La porta del vagone si aprì. Lei era avvolta da luci a neon blu,accecanti per i suoi occhi,dentro ad un nuovo mattino contornato dagli ennesimi orrori di gente uccisa la sera prima.
Era a Berlino da poche ore e già guardava ogni riflesso di un qualsiasi vetro, era attenta e sfruttava ogni minimo specchietto che si trovasse nelle vicinanze. Helèna si guardava le spalle da tutti e diversamente non poteva fare avendo sopra la sua testa cospicue somme di denaro per chi l'avesse consegnata alla polizia internazionale.
Ormai era abituata a dormire in stanze d'albergo con serrande totalmente chiuse, era abituata a ricevere la colazione in camera con una pistola posta dietro la cintura dei pantaloni.
Non si fidava di nessuno se non del suo amico Ludovich anche se, delle volte,  le passava per la mente che era stato proprio lui a condurla in tali situazioni.

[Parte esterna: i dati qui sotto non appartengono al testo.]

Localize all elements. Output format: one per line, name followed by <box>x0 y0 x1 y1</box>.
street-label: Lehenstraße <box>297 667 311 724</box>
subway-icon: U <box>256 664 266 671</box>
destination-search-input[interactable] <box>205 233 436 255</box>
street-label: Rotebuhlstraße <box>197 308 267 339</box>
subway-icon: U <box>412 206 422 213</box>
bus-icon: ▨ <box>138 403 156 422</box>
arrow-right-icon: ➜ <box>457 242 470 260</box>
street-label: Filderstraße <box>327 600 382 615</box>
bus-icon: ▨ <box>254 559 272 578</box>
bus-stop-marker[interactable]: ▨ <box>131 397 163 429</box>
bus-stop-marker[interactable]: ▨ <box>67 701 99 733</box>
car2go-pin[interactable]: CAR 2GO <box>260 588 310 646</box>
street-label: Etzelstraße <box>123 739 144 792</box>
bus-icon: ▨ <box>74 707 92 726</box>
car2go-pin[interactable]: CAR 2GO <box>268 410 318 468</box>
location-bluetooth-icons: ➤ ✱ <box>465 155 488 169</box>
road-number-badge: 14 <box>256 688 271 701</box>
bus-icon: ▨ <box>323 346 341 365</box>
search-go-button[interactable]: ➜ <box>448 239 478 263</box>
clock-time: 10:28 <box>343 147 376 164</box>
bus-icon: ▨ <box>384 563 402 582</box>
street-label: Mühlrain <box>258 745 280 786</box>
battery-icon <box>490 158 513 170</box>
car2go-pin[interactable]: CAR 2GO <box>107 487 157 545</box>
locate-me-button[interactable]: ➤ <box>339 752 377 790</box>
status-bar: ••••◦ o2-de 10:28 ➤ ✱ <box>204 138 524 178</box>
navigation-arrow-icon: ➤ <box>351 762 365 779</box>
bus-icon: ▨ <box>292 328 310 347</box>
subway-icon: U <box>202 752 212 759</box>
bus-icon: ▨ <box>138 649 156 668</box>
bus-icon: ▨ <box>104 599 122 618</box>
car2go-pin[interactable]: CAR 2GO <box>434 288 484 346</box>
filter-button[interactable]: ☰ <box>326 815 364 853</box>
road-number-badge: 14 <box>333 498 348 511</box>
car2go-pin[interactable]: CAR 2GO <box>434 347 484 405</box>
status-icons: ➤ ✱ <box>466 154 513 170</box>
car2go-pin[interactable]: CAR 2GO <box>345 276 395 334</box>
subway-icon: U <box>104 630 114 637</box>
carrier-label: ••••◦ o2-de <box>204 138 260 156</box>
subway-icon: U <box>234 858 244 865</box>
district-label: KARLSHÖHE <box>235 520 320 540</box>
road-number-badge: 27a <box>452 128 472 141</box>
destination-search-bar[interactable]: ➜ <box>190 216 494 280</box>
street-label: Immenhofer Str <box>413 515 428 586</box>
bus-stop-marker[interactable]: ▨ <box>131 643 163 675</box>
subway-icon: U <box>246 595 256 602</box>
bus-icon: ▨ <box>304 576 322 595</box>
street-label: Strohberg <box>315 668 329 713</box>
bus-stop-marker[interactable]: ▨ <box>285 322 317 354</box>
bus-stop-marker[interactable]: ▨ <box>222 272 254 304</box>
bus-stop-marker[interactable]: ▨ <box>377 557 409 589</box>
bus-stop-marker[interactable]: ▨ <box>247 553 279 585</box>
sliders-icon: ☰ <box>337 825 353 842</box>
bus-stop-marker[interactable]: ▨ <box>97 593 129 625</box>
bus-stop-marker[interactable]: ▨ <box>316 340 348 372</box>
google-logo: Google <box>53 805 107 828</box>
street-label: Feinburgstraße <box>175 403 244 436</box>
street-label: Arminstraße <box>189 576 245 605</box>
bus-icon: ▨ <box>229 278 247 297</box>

Continuava a vivere facendo finta di guardare punti nel vuoto delle grandi città, mentre scrutava e disegnava l'ambiente intorno a lei. Nella sua mente era pronta a tutto, la sua giovane esistenza poteva terminare in un momento qualsiasi della sua giornata.
Nella metrò vi era molta gente, la maggior parte aveva sopra i profumi dei cartelloni pubblicitari che scorrevano in fretta lungo il tunnel, fuori al vagone. Ci si rendeva conto effettivamente che tutto stava mutando in un enorme manifesto pubblicitario:pubblicità di corpi tonici, di donne sorridenti e libere; di maschi possenti e sani.
La gente della metrò non era esattamente come te l'aspetti dalla  pubblicità: avevano dei grossi margini di errore ma con la valigetta sempre pulita ed ordinata di scartoffie economiche e falsi bilanci, di relativi sistemi di mercato, di lucenti orologi e touch screen ben in vista per parlare al mondo del loro fantastico lavoro. Contribuivano a condurre il mondo verso un enorme baratro o verso un altro enorme manifesto pubblicitario. Questo è quello che Heléna pensava di loro.
Più volte si era detta che avrebbe preferito fare la donna delle pulizie piuttosto che  lavorare in ufficio a leccare il sedere a qualche grosso dirigente. Casualmente quella mattina, Heléna guardava una donna seduta vicino alla porta con aria di interesse se non di una strana ammirazione.
La donna dall'aria mite e umile aveva una borsa sulle gambe, guardava dritto davanti a sé.
Pensò che quella donna poteva essere lei stessa, un po' più in là con gli anni, una Heléna in una vita costruita su prospettive meno complicate, una vita fatta di studi magari e di lavori onesti per mandar avanti l'affitto di casa. Mise le mani in tasca e le sfregò su fogli di carta, aveva milleduecentoquindici euro e vent'anni.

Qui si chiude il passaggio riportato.